In short, Keating is what every independent string player needs to be—digitally enterprising. “As an independent musician, you have to do as much as possible in as many spheres as possible,” Keating says.

The Canadian-born, classically trained Keating began sphere hopping as soon as she left Sarah Lawrence College. Armed with a liberal arts degree with a concentration in music, she moved to San Francisco, where she picked up a job in the software industry during the dot-com bubble. “I had never turned on a computer before I came to San Francisco,” Keating says. “It was an industry that allowed liberal arts majors to have a job. I fit in along with everyone else—it was like a second education.”

At night, Keating performed in alternative-venue spaces—her favorite being a warehouse—plugging in and experimenting with different looping techniques. She also played for rock cello trio Rasputina, which she found online through the Internet Cello Society. Then Heap, after hearing Keating’s music on MySpace and ordering a CD, hired Keating as the opening act and accompanist during Heap’s international tour, which has since turned into five tours.

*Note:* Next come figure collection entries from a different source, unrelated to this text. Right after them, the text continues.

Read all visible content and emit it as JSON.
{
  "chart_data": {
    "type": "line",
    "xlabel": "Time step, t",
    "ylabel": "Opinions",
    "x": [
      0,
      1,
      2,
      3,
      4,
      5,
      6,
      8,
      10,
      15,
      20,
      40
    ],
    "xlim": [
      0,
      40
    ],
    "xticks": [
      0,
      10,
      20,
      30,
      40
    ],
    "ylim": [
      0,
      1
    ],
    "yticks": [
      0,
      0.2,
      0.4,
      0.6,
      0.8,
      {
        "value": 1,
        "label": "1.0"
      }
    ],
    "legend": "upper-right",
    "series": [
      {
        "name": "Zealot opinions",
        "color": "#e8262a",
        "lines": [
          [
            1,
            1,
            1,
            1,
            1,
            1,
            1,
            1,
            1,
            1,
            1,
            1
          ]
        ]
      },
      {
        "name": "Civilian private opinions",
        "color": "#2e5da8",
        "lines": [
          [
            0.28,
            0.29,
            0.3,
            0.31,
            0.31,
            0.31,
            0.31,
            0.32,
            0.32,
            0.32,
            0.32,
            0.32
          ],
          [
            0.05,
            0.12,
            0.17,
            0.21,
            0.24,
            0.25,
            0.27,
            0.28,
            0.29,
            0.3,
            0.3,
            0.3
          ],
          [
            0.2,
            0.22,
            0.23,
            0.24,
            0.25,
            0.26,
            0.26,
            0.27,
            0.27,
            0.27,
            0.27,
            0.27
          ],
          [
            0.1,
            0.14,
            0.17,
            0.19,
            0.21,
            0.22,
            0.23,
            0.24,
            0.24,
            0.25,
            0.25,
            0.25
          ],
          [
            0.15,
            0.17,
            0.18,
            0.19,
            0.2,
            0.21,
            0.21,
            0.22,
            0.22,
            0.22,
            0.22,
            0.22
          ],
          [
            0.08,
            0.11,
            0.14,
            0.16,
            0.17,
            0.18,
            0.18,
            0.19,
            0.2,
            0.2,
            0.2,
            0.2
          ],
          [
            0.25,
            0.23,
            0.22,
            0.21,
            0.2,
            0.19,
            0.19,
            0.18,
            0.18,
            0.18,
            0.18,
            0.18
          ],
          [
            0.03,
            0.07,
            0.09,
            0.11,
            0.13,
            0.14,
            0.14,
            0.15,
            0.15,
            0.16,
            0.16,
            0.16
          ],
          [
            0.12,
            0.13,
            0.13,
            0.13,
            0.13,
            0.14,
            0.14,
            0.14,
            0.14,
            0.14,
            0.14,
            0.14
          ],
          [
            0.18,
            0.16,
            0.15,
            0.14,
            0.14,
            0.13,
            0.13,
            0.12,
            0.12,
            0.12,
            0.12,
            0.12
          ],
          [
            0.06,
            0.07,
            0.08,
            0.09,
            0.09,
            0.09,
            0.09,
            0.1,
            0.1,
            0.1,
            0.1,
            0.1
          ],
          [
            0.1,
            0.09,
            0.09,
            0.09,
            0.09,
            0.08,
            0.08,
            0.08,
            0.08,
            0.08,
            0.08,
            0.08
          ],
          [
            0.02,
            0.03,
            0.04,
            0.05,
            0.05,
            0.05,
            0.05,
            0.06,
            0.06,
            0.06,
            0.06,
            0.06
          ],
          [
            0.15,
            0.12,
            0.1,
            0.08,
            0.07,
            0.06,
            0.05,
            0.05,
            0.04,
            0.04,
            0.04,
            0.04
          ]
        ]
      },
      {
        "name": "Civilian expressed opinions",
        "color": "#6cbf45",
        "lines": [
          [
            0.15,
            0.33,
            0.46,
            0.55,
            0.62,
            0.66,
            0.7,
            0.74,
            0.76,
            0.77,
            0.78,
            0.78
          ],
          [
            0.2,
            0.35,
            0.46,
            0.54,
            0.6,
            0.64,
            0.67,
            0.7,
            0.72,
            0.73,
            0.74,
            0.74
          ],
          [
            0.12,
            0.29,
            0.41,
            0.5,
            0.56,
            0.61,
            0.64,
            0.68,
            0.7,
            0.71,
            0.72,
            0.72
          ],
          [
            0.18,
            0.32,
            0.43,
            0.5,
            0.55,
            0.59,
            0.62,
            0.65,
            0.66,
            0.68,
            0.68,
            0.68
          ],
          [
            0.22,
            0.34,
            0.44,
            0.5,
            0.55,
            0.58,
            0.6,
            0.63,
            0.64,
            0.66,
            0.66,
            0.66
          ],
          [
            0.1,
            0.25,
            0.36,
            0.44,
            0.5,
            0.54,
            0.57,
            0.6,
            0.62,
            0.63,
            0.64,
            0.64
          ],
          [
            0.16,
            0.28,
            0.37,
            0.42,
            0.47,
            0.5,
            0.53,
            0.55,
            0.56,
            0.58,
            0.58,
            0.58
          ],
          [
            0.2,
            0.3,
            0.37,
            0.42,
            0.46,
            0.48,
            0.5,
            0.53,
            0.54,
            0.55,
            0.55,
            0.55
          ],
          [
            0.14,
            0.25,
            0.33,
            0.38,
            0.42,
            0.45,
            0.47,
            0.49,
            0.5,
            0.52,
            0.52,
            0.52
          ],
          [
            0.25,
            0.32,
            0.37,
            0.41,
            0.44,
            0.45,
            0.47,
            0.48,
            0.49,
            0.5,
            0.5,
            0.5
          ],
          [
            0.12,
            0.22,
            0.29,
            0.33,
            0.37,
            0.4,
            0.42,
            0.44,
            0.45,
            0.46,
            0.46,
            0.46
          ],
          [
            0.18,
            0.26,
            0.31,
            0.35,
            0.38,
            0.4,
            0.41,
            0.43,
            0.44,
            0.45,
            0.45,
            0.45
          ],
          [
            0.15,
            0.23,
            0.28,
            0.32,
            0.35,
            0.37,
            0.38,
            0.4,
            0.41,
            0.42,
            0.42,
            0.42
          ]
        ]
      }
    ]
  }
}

“For string players, we’re in a really great position,” Keating says. “Rock ’n’ roll and pop acts want string artists with them. String players can cover a lot of musical ground. You can add so much—a richness to the solo performer like [Heap]. It’s a rewarding thing to be doing because if you’ve been classically trained, it’s not hard to figure out.”

A few “strategically free” gigs, which didn’t offer money, also have paid off for Keating: the oddball concert in the desert that was picked up by NPR for a feature story, for instance, or a tech conference that included executives along with developers. “People at a tech conference may have never seen a live performance,” Keating says. “Corporate gigs [such as banquets] are pretty lucrative. And those people are going to be exposed to you because of that conference, and they’re going to able to picture you in their environment.”

That was certainly the case in December, when the San Francisco tech panel ended—Keating found herself surrounded by members of the audience and swamped with offers.